As for the funds in China, their investment income is expected to drop significantly. Although a large number of surplus assets have been accumulated through exports, due to the low gross profit margin and the reliance on scale, the profits earned by these funds may not be returned to the RMB, resulting in a large amount of unsettled foreign exchange sales funds. These funds may be held in large quantities of US dollars through the banking system, or directly intercepted overseas through trade. This further highlights the problem of meager profits in the domestic production link, and the profits intercepted overseas may be invested overseas through RMB loans, forming an arbitrage investment portfolio of "RMB loans-US dollar assets". If enterprises hold QDII and then hold overseas assets through domestic RMB loans, although it is a legal arbitrage behavior, it may lead to the strengthening of the review of cross-border foreign direct investment and the tightening of quotas.

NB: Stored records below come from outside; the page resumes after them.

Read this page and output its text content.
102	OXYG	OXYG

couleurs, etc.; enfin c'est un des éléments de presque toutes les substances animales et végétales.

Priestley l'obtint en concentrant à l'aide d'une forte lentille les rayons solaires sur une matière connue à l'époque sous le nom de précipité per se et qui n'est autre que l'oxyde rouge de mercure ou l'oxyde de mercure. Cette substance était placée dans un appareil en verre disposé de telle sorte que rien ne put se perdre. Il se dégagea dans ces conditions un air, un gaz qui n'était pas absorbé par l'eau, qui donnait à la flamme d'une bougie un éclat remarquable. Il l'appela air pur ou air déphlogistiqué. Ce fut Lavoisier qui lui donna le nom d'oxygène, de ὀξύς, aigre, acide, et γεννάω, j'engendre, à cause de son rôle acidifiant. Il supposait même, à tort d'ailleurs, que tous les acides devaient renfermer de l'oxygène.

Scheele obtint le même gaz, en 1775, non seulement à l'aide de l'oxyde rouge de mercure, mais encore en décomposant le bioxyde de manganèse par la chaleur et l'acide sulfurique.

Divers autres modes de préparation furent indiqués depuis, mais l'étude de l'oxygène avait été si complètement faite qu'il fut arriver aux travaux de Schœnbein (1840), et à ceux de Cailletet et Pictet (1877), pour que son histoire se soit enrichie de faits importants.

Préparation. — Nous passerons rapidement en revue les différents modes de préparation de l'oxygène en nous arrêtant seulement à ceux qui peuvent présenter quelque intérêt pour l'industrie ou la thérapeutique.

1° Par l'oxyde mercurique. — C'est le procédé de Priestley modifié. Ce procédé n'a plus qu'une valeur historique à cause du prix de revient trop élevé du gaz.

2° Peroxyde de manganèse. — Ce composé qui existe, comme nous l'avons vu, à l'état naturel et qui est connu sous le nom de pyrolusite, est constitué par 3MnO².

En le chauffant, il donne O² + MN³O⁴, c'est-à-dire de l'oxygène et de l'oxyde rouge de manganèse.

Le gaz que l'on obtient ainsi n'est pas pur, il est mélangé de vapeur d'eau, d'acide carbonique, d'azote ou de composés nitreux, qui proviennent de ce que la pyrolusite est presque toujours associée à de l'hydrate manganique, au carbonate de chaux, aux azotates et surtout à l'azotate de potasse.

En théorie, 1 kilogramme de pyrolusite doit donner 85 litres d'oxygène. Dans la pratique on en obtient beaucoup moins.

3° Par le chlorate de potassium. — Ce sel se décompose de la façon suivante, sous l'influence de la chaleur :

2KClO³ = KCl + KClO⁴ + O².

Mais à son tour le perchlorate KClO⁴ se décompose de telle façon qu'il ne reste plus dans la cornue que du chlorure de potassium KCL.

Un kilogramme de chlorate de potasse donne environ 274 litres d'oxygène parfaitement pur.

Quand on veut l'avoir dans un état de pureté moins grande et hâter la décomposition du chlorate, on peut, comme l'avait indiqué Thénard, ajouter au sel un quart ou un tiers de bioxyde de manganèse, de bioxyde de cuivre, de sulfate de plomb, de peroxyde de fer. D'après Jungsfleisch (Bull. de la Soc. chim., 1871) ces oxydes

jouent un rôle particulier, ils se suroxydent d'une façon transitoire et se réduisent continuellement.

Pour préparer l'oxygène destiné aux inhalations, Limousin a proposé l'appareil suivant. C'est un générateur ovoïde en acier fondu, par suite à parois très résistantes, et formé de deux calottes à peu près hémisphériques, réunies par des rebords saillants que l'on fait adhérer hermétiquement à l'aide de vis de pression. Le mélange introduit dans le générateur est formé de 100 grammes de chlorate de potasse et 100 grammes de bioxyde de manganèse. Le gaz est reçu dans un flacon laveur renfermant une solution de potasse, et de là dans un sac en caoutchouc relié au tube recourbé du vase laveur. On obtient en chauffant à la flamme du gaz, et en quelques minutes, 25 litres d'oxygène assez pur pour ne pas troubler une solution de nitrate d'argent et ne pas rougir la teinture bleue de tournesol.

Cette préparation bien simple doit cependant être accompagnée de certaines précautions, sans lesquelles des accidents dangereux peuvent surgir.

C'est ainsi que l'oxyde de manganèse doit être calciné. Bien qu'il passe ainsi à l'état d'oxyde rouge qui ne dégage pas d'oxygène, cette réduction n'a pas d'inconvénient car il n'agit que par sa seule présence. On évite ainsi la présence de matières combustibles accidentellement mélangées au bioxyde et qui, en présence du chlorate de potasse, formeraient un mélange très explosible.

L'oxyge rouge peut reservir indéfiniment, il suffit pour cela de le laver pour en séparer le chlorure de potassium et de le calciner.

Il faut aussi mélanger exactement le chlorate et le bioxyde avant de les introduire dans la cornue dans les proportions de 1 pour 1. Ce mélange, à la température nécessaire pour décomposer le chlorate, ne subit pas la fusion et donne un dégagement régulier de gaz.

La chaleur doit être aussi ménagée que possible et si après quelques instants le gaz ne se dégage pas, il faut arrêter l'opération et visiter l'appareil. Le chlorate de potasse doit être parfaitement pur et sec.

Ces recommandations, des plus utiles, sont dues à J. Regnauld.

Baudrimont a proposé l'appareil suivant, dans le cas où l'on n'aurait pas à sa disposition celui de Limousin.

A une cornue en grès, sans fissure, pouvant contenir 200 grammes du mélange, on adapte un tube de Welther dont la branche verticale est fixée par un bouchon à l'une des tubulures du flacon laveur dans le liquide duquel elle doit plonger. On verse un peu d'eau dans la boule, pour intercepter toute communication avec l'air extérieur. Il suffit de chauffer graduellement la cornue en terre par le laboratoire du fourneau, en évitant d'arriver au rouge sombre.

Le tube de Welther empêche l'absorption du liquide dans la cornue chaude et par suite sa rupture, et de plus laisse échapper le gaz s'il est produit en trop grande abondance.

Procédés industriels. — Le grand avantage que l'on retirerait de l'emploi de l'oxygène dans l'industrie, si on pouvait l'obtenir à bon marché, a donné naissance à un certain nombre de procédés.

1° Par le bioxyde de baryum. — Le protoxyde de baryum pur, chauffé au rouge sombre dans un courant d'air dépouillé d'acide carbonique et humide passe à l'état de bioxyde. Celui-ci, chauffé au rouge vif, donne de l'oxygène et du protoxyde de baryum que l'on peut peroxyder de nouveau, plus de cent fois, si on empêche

As for the funds that remain in the country, due to the existence of capital controls, they can only seek assets in the domestic capital market (low volatility, low-risk bond-like assets), such as dividends and government bonds, which leads to arbitrage behavior of funds in the country.

A small part of domestic RMB funds and the behavior of domestic enterprises reflect the trend of RMB lending turning to US dollar assets, some of which may be allocated to US dollar bonds, but a larger amount of funds may flow into high-tech fields such as semiconductors and artificial intelligence. This reflects the mismatch between the lack of RMB investment returns and investment demand, and further reflects the current situation of insufficient effective demand in the economy as a whole.